I really think Larry’s ideas are worth a shot. The reason they are resurgent now is that he’s getting a body of people off their backsides and onto the project. We’re entering a private pilot now to try out technical tools and policy vision and implementations. Soon a real ‘beta’ should appear.

The real plus (and minus) is that we have the entire Wikipedia content as information seedcorn. How do you fancy manually editing approximately 3,700,000 articles?

I hope Citizendium soon has something useful to share with TechDirt.

–Peter

Random student says:

I love Wikipedia. I don't necessarily trust it.

I’m a law student. I do research. In law, especially American law, everything has to have a source. (A standard joke is that a scholarly legal paper cannot even assert that the sun rises in the east without a citation to a source.)
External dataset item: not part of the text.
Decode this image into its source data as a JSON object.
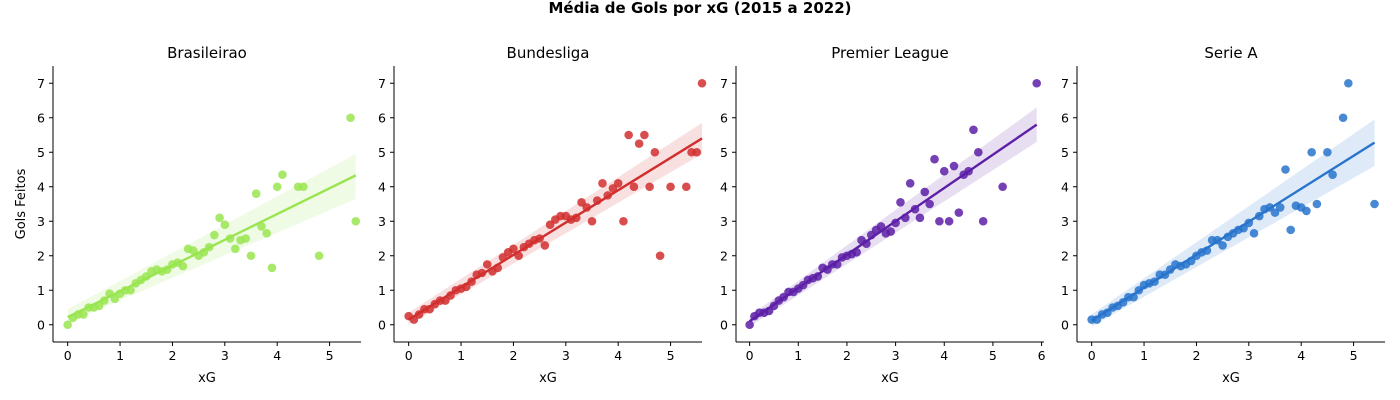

I would never, ever, ever use Wikipedia as a primary source for anything. But wow is it a good way to get background on things I didn’t know about before! Not so much in law (though even there I have occasionally gotten useful pointers) but in lots of other fields. If I need to know how reliable something is I can always look it up elsewhere, but without Wikipedia it might have been difficult to ever find the name I am looking up in another source, and I might have had a harder time getting the “big picture” that that name fits into.

And of course Wikipedia has the quality that the entire web has, that it can cover subjects that wouldn’t make it into print. The last paper copy of the Encyclopedia Brittanica I saw was 30 volumes. Its editors must be selective or it would be 300. Wikipedia doesn’t have that problem. Neither does an online group of experts, but they have other constraints, such as time, that are less of a problem for the zillions of Wikipedia authors.

In short, I think I am agreeing: the Wikipedia crowd, or any other crowd, is not always the right tool, but sometimes it is.